200 years ago I wouldn't have been able to marry a white woman in this country. 50 years ago I wouldn't have been able to sit at the same counter as a white person.
So when I hear that someone can't marry someone else, it chaps my hide.
"

Posted under a picture of Katie's best friends Shannon and Tuesday kissing (with the title 'This is Right') he then continued his argument in the *flickr tags* as he often does:

" * 9.27.08
* katie west
* wedding
* toronto
* one of the best weddings ever
* one of the best brides ever
* tuesday laporte
* shannon & tuesday. a great couple. and you're an asshole for hating them.
* two women kissing. in what kind of fucked up world would this be discouraged???
"


I've never understood the argument against gay marriage, possibly because I also don't get the unbelievable importance placed on hetero marriage. It's a relationship. It's there regardless of whether you have a ceremony to announce it to your friends. You're not any less likely to split if you have a bit of paper or a ring, and if you feel you want to leave even with it, then you should. A loveless marriage is a horrible prison. The relationship is *all*, unless there are others (like children) to consider or 'your Church stamping it okay' means a lot to you.

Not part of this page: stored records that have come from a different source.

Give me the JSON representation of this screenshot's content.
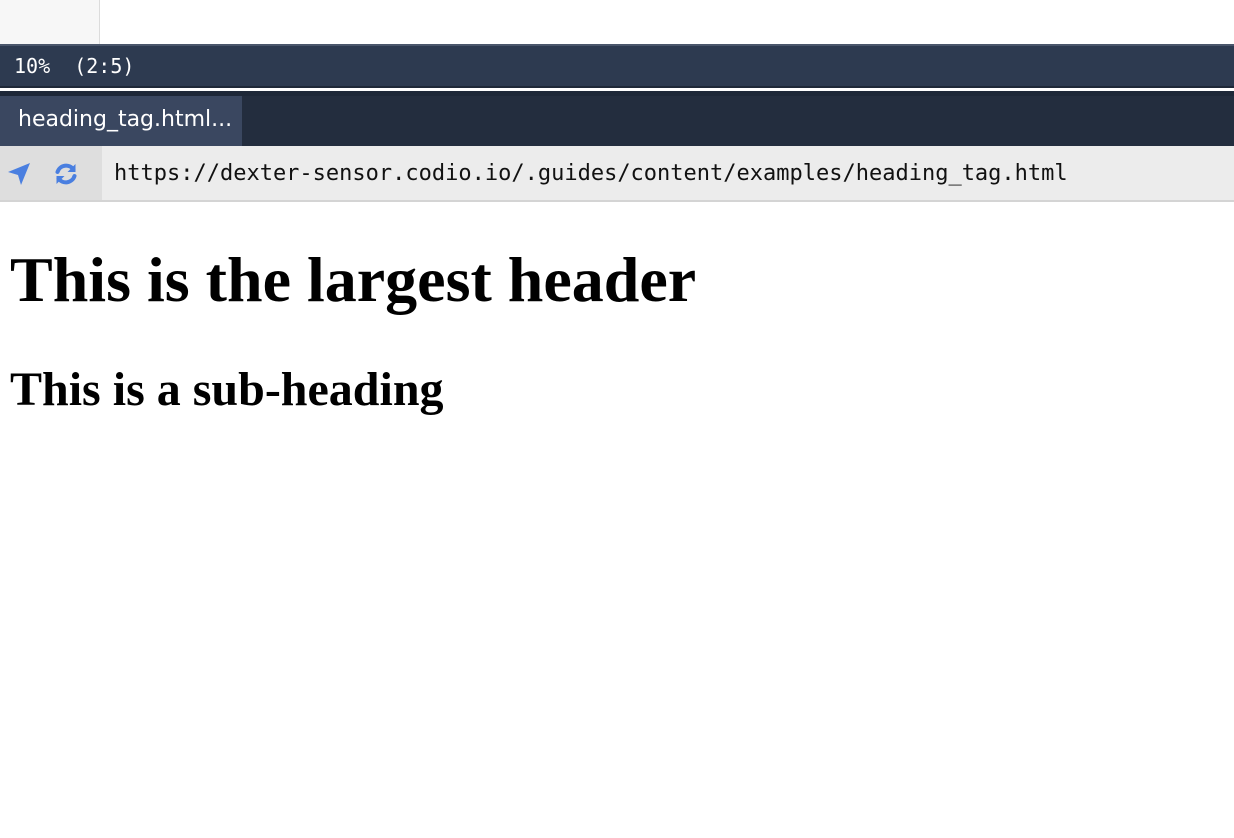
{
  "status_bar": {
    "percent": "10%",
    "position": "(2:5)"
  },
  "tab": {
    "label": "heading_tag.html..."
  },
  "address_bar": {
    "locate_icon": "location-arrow-icon",
    "refresh_icon": "refresh-icon",
    "url": "https://dexter-sensor.codio.io/.guides/content/examples/heading_tag.html",
    "icon_color": "#4a7fe0"
  },
  "page": {
    "heading1": "This is the largest header",
    "heading2": "This is a sub-heading"
  }
}
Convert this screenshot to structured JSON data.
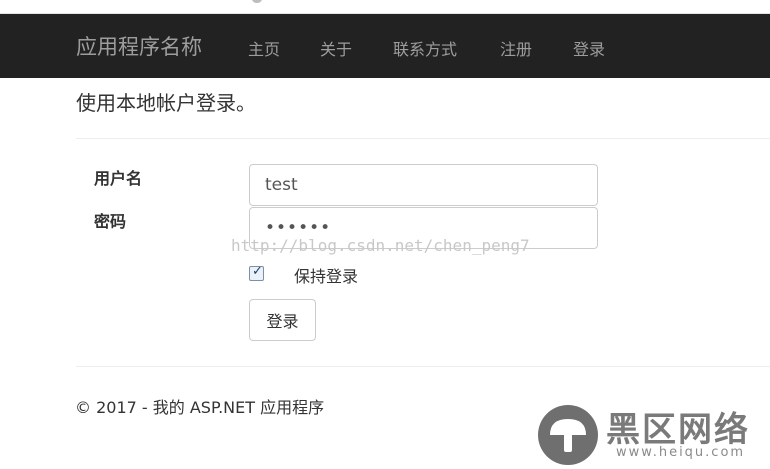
{
  "navbar": {
    "brand": "应用程序名称",
    "items": [
      "主页",
      "关于",
      "联系方式",
      "注册",
      "登录"
    ]
  },
  "page": {
    "heading": "使用本地帐户登录。"
  },
  "form": {
    "username_label": "用户名",
    "username_value": "test",
    "password_label": "密码",
    "password_value": "••••••",
    "remember_label": "保持登录",
    "remember_checked": true,
    "submit_label": "登录"
  },
  "watermark": "http://blog.csdn.net/chen_peng7",
  "footer": {
    "text": "© 2017 - 我的 ASP.NET 应用程序"
  },
  "logo": {
    "name": "黑区网络",
    "url": "www.heiqu.com"
  },
  "colors": {
    "navbar_bg": "#222222",
    "nav_text": "#9d9d9d",
    "logo_gray": "#6f6f6f"
  }
}
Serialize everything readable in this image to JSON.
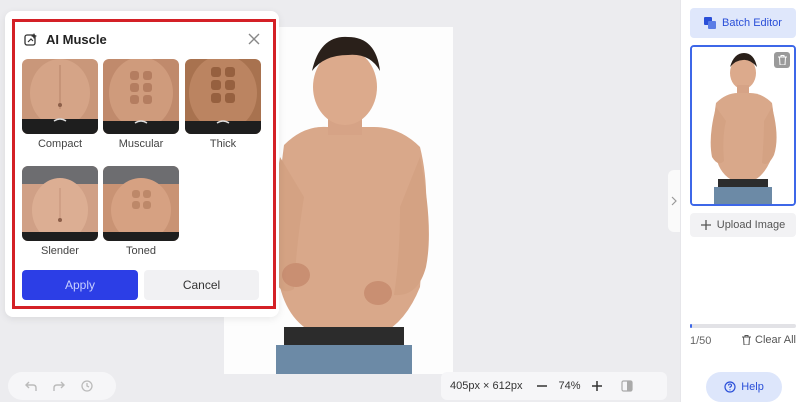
{
  "panel": {
    "title": "AI Muscle",
    "icon": "magic-edit-icon",
    "styles": [
      {
        "label": "Compact"
      },
      {
        "label": "Muscular"
      },
      {
        "label": "Thick"
      },
      {
        "label": "Slender"
      },
      {
        "label": "Toned"
      }
    ],
    "apply_label": "Apply",
    "cancel_label": "Cancel"
  },
  "canvas": {
    "dimensions": "405px × 612px",
    "zoom": "74%"
  },
  "sidebar": {
    "batch_label": "Batch Editor",
    "upload_label": "Upload Image",
    "count": "1/50",
    "clear_label": "Clear All",
    "help_label": "Help",
    "progress": 0.02
  },
  "colors": {
    "accent": "#2c3ee6",
    "highlight": "#d42026",
    "selection": "#3d67e8"
  }
}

But society hasn't caught up with the fact that you may want legal rights, visiting rights in hospital, all the rest of the package for your romantic partner(s), and that the "one man, one woman" model isn't meeting everyone's needs anymore.

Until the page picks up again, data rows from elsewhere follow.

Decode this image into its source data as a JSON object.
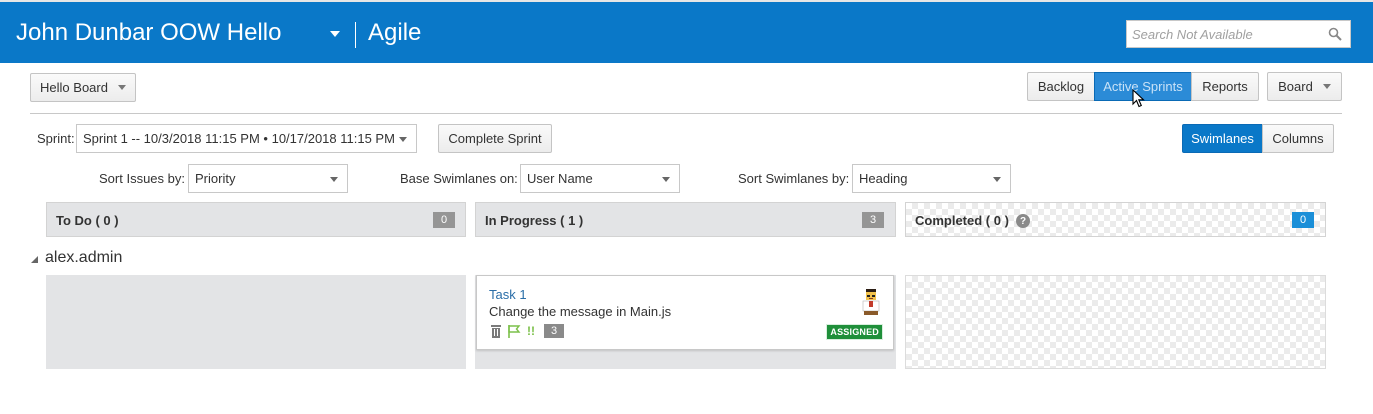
{
  "header": {
    "project_title": "John Dunbar OOW Hello",
    "app_title": "Agile",
    "search_placeholder": "Search Not Available"
  },
  "toolbar": {
    "board_dropdown": "Hello Board",
    "views": [
      "Backlog",
      "Active Sprints",
      "Reports"
    ],
    "active_view": "Active Sprints",
    "board_menu": "Board"
  },
  "sprint_bar": {
    "sprint_label": "Sprint:",
    "sprint_value": "Sprint 1 -- 10/3/2018 11:15 PM • 10/17/2018 11:15 PM",
    "complete_button": "Complete Sprint",
    "layout_toggle": [
      "Swimlanes",
      "Columns"
    ],
    "active_layout": "Swimlanes"
  },
  "filters": {
    "sort_issues_label": "Sort Issues by:",
    "sort_issues_value": "Priority",
    "base_swimlanes_label": "Base Swimlanes on:",
    "base_swimlanes_value": "User Name",
    "sort_swimlanes_label": "Sort Swimlanes by:",
    "sort_swimlanes_value": "Heading"
  },
  "columns": [
    {
      "title": "To Do ( 0 )",
      "badge": "0"
    },
    {
      "title": "In Progress ( 1 )",
      "badge": "3"
    },
    {
      "title": "Completed ( 0 )",
      "badge": "0"
    }
  ],
  "swimlane": {
    "name": "alex.admin",
    "card": {
      "title": "Task 1",
      "summary": "Change the message in Main.js",
      "points": "3",
      "priority_mark": "!!",
      "status": "ASSIGNED"
    }
  },
  "icons": [
    "search-icon",
    "chevron-down-icon",
    "collapse-triangle-icon",
    "help-icon",
    "trash-icon",
    "flag-icon",
    "avatar-icon",
    "mouse-cursor-icon"
  ],
  "colors": {
    "header_bg": "#0a78c8",
    "accent": "#0a78c8",
    "status_assigned": "#1f8f3a",
    "column_bg": "#e3e4e6",
    "badge_blue": "#1b8fd8"
  }
}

I'm with Lou, and not just because it leads to pretty women kissing. Whether it's women or men, I've gotta echo the sentiment of his last tag: how on earth is this a bad thing?

(This is also a good time to congratulate two peeps on my flist who just announced their engagement :) Happy to hear it, girls. I remember seeing you at a certain Wednesday pub talk years ago, just after you got together, and I was happy for you then!)